- Мальчики, не надо. Вы оба не правы. Ну, зачем так? Ведь мы конец экзаменов отмечаем.

Юля тоже выражала беспокойство. С одной стороны, ей до боли было жалко перманентно сиротствующего Леху, а с другой стороны внезапная симпатия, почти любовь с первого взгляда, уже проникала к ней в сердце, и она только и ждала момента, чтобы выразить свою преданность Максу. Одна Ника, продолжала сидеть прищурившись, проявив свое отношение к ситуации только тем, что переложила испускавшую едкий дымок сигарету из одной руки в другую.

Стало заметно, как занервничал Макс. Привыкнув сражаться в интеллектуальных боях, он совсем не знал, что надо делать, когда тебя просто бьют.

- Ладно, приношу свои чистосердечные до искренности и своевременные до неизбежности извинения. Я был не прав, в чем каюсь прилюдно.

Лехино, приподнявшееся было в боевую стойку тело, грузно осело, кулаки расплелись, а кролик Банни вернулся в статичное положение, зарывшись обратно в двухдневную щетину. Леха выхватил у разбуженной такой неожиданной резкостью Ники окурок, нервно притушил его в пепельнице и сказал, простым, без окраски голосом:

- Я заплачу...

Потом компания в молчаливой дурноте, прерываемой время от времени рассеянными повизгиваниями Юли, растворялась по домам. Скоро в машине остались только Ника и водитель.

- Ну, а тебе куда? - осмелившись положить руку на спинку сиденья, полуобнимая свой кумир, неуверенным голосом осведомился Леха.

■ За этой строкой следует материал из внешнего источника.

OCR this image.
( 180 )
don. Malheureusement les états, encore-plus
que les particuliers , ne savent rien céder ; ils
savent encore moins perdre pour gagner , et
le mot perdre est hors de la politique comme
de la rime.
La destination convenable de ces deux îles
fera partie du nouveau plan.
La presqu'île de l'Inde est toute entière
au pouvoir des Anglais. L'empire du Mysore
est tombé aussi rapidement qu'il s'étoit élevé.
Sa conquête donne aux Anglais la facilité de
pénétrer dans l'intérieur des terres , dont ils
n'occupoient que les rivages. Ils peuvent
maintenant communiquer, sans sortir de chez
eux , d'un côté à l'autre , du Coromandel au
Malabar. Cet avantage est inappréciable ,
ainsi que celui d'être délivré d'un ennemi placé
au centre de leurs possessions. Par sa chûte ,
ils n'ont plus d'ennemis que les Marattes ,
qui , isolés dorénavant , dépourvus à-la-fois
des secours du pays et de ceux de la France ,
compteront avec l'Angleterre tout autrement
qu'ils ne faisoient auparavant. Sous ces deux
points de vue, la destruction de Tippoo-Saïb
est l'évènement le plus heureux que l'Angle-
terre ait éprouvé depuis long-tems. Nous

- А я, красавчик, сегодня переночую у тебя, если не возражаешь... лишенным вопросительной интонации тоном, ответила Ника.

2

В квартире резким переливом надрывался звонок. Его трель глухо отдавала в пустой, освобожденной от мыслей, затуманенной героином голове. До Сони не сразу дошло, что это звонит телефон. Вихрь звуков носился у неё в голове, сплетаясь в сюрреалистическую фантасмагорию набросанных в беспорядке нот. Потребовалось минутное усилие, чтобы определить направление движения в сторону телефона. Потом ещё долгое, тяжелое мгновение, чтобы найти и приподнять трубку. Язык намертво прилип к гортани, затрудняя звукопроизношение.

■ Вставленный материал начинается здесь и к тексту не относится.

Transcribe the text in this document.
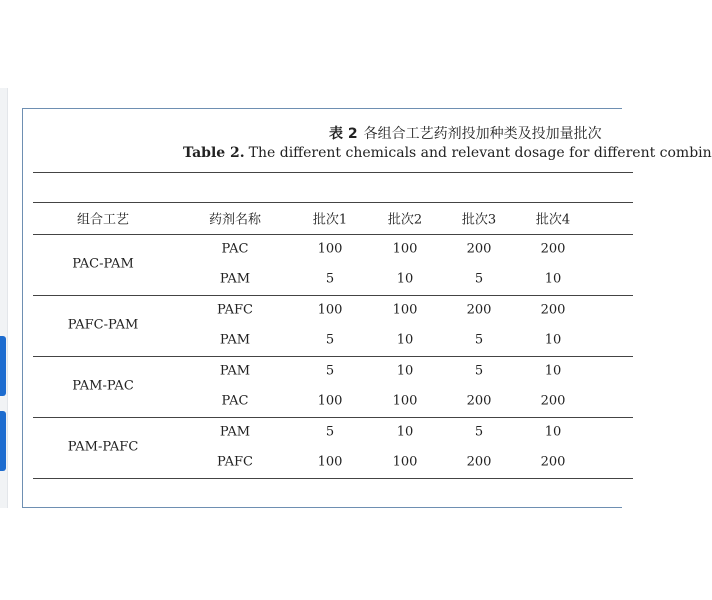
表 2 各组合工艺药剂投加种类及投加量批次
Table 2. The different chemicals and relevant dosage for different combin
组合工艺	药剂名称	批次1	批次2	批次3	批次4
PAC-PAM
PAC	100	100	200	200
PAM	5	10	5	10
PAFC-PAM
PAFC	100	100	200	200
PAM	5	10	5	10
PAM-PAC
PAM	5	10	5	10
PAC	100	100	200	200
PAM-PAFC
PAM	5	10	5	10
PAFC	100	100	200	200
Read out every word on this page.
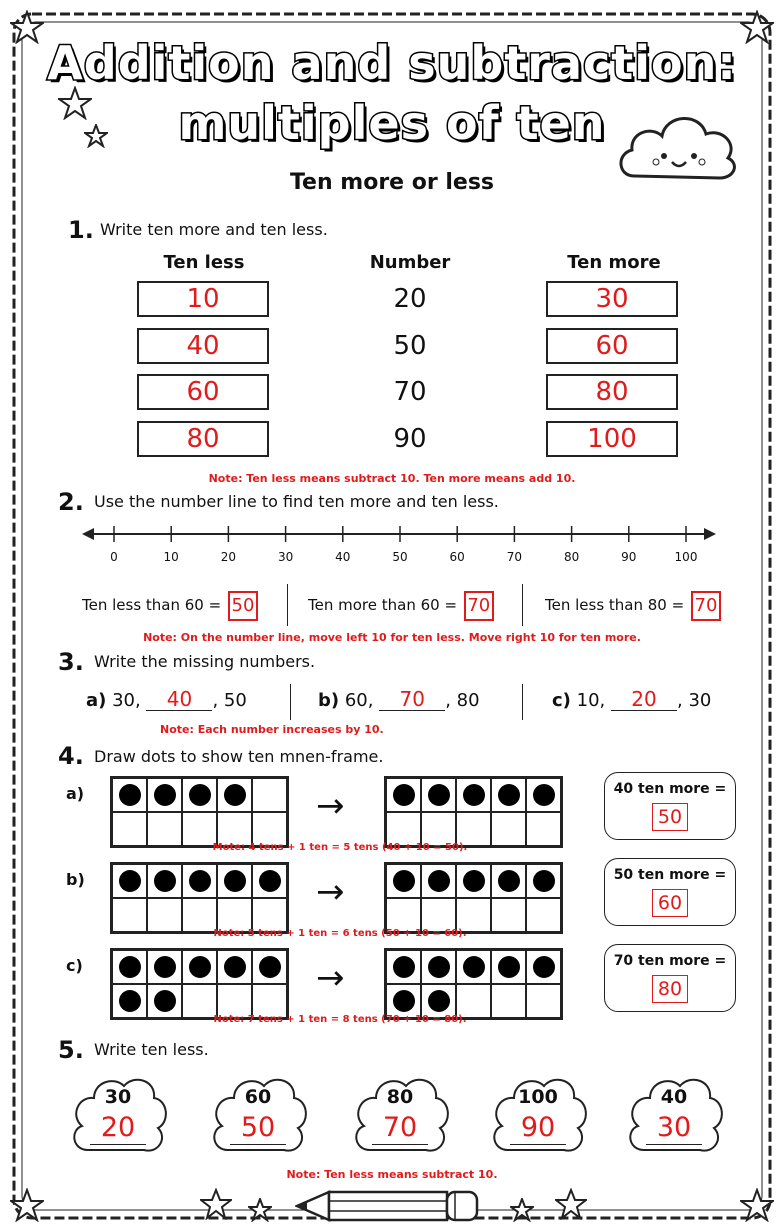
Addition and subtraction:
multiples of ten
Ten more or less
1. Write ten more and ten less.
Ten less	Number	Ten more
10	20	30
40	50	60
60	70	80
80	90	100
Note: Ten less means subtract 10. Ten more means add 10.
2. Use the number line to find ten more and ten less.
0	10	20	30	40	50	60	70	80	90	100
Ten less than 60 = 50	Ten more than 60 = 70	Ten less than 80 = 70
Note: On the number line, move left 10 for ten less. Move right 10 for ten more.
3. Write the missing numbers.
a) 30, 40 , 50	b) 60, 70 , 80	c) 10, 20 , 30
Note: Each number increases by 10.
4. Draw dots to show ten mnen-frame.
a)	→	40 ten more =
50
Mote: 4 tens + 1 ten = 5 tens (40 + 10 = 50).
b)	→	50 ten more =
60
Note: 5 tens + 1 ten = 6 tens (50 + 10 = 60).
c)	→	70 ten more =
80
Note: 7 tens + 1 ten = 8 tens (70 + 10 = 80).
5. Write ten less.
30
20
60
50
80
70
100
90
40
30
Note: Ten less means subtract 10.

- Кто это? - с усилием выдавила Соня.

- Узнала, тварь? - свинцовые пули слов выстрелили в пустоту Сониной головы.

- Кто это? - не осознавая бессмыслицы повторения, опять спросила она.

- Опять наширялась? - металл в голосе собеседника не исчезал и терзал пустоту в голове у Сони.

- Зачем ты звонишь? - Молния на секунду включила сознание, обдав тело жидким страхом, когда Сонин мозг опознал говорящего.

- Чтобы предупредить тебя, что если ты по собственному недоразумению вдруг пикнешь где-нибудь, то тебе опять будет больно, как тогда. Ты помнишь, как было больно?

- Помню... - прошелестев языком по обсохшим губам выдохнула Соня.

- А ты хочешь, чтоб было так же больно?

- Не хочу, - наконец уверенная в своем ответе произнесла Соня.

Голос в трубке умер, замигав короткими гудками конца связи.

Соня сидела на полу, больно подогнув ногу, но не чувствуя боли. Она смотрела на трубку и память её разрывали воспоминания, ожившие как всегда с фотографической точностью. Она вспоминала, как тогда было больно...

Утро Ники в чужих домах и постелях никогда не начиналось с яичницы и чашки кофе. Утро Ники всегда начиналось со звонка домой. Сдвинув с примятой груди безволосую конечность Лехи, она окунула руку в глубины своей сумки, валявшейся у кровати в ворохе одежды, чтобы выудить оттуда сотовый телефон. Леха потянул носом, выражая сонное беспокойство, но просыпаться не стал.

- Але, мама, это я.... - Ника знала, что через это все равно надо пройти.

- Шлюха! - неласково донеслось в ответ. - Кому какое дело, что это ты? Скажи это своему отцу - он тоже шлялся всю ночь. Ему интересно будет обменяться с тобой впечатлениями, - в голосе матери уже начинала появляться истерика. Ника скосила глаз на часы. "Половина двенадцатого, - отметил мозг, и уже напилась".

- Мама, я только хочу сказать, что я ещё жива, так что порадовать тебя нечем... - прорываясь, через поток пьяной многословности сказала Ника. На этом обычно диалог заканчивался, продолжаясь монологом растрепанной женщины со следами стираемой временем и алкоголем красоты на измятом, неровно припухшем лице.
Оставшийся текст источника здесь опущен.